Le climat politique ne cesse de se tendre après la mort de Quentin Deranque à Lyon. Invité d’Europe 1/CNEWS, le président du Rassemblement national, Jordan Bardella, a donc appelé à établir « un cordon sanitaire » autour de La France Insoumise lors des prochaines échéances électorales.
La formule n’est pas anodine. Elle inverse une expression longtemps utilisée contre son propre camp. « Jean-Luc Mélenchon a des comptes à rendre. (…) Il est le déshonneur de la République », a lancé l’eurodéputé, visant directement le chef de file insoumis, Jean-Luc Mélenchon.
« Les tueurs présumés sont peut-être à l’Assemblée »
Le contexte est celui de l’interpellation de Jacques-Élie Favrot, collaborateur parlementaire du député LFI Raphaël Arnault, dans le cadre de l’enquête sur le lynchage mortel de Quentin Deranque. Les investigations se poursuivent, mais l’affaire a déjà des répercussions politiques majeures.
Sur le plateau, Jordan Bardella a durci le propos : « Les tueurs présumés sont peut-être à l’Assemblée. » Une phrase lourde, qui vise explicitement les liens supposés entre certains élus ou proches de LFI et le collectif antifasciste La Jeune Garde.
À propos de ce groupe, fondé en 2018 et dissous en juin 2025, il a parlé d’« une couveuse idéologique de mouvements ultra-violents », comparant son fonctionnement « au modèle des milices paramilitaires des années 1930 ». Et d’ajouter : « Si je suis chef de gouvernement demain, je les traiterai comme des organisations criminelles, terroristes. »

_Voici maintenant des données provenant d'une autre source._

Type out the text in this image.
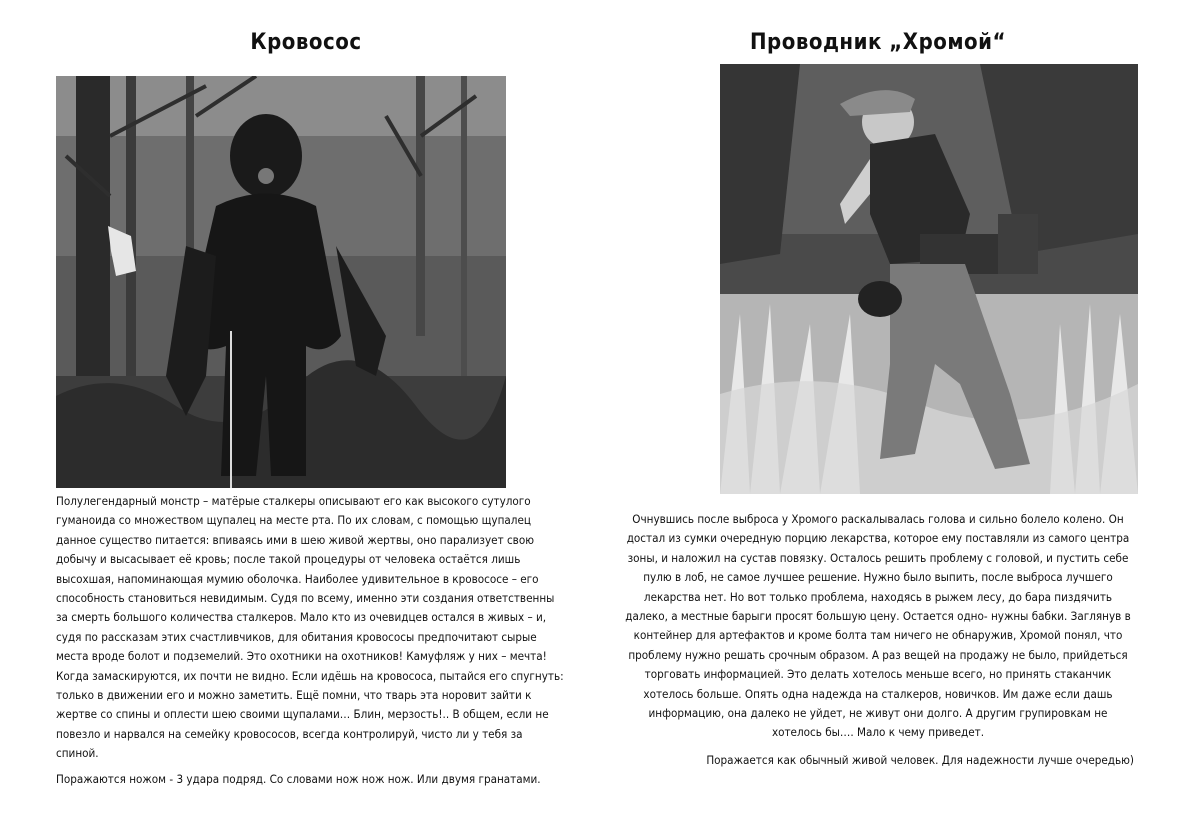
Кровосос

Полулегендарный монстр – матёрые сталкеры описывают его как высокого сутулого гуманоида со множеством щупалец на месте рта. По их словам, с помощью щупалец данное существо питается: впиваясь ими в шею живой жертвы, оно парализует свою добычу и высасывает её кровь; после такой процедуры от человека остаётся лишь высохшая, напоминающая мумию оболочка. Наиболее удивительное в кровососе – его способность становиться невидимым. Судя по всему, именно эти создания ответственны за смерть большого количества сталкеров. Мало кто из очевидцев остался в живых – и, судя по рассказам этих счастливчиков, для обитания кровососы предпочитают сырые места вроде болот и подземелий. Это охотники на охотников! Камуфляж у них – мечта! Когда замаскируются, их почти не видно. Если идёшь на кровососа, пытайся его спугнуть: только в движении его и можно заметить. Ещё помни, что тварь эта норовит зайти к жертве со спины и оплести шею своими щупалами… Блин, мерзость!.. В общем, если не повезло и нарвался на семейку кровососов, всегда контролируй, чисто ли у тебя за спиной.

Поражаются ножом - 3 удара подряд. Со словами нож нож нож. Или двумя гранатами.

Проводник „Хромой“

Очнувшись после выброса у Хромого раскалывалась голова и сильно болело колено. Он достал из сумки очередную порцию лекарства, которое ему поставляли из самого центра зоны, и наложил на сустав повязку. Осталось решить проблему с головой, и пустить себе пулю в лоб, не самое лучшее решение. Нужно было выпить, после выброса лучшего лекарства нет. Но вот только проблема, находясь в рыжем лесу, до бара пиздячить далеко, а местные барыги просят большую цену. Остается одно- нужны бабки. Заглянув в контейнер для артефактов и кроме болта там ничего не обнаружив, Хромой понял, что проблему нужно решать срочным образом. А раз вещей на продажу не было, прийдеться торговать информацией. Это делать хотелось меньше всего, но принять стаканчик хотелось больше. Опять одна надежда на сталкеров, новичков. Им даже если дашь информацию, она далеко не уйдет, не живут они долго. А другим групировкам не хотелось бы…. Мало к чему приведет.

Поражается как обычный живой человек. Для надежности лучше очередью)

Le « front républicain » dans le viseur
Au-delà de LFI, c’est toute la mécanique du « front républicain » qui est visée. Jordan Bardella a directement mis en cause Gabriel Attal et François Hollande, leur reprochant d’avoir appelé, en 2024, à faire élire des candidats du Nouveau Front populaire comprenant des Insoumis.
« Gabriel Attal a appelé à faire élire des députés de LFI. Lui et ses amis ont une responsabilité morale », a-t-il déclaré, estimant que ceux qui ont favorisé l’élection de députés insoumis ne peuvent aujourd’hui s’exonérer des conséquences politiques de l’affaire.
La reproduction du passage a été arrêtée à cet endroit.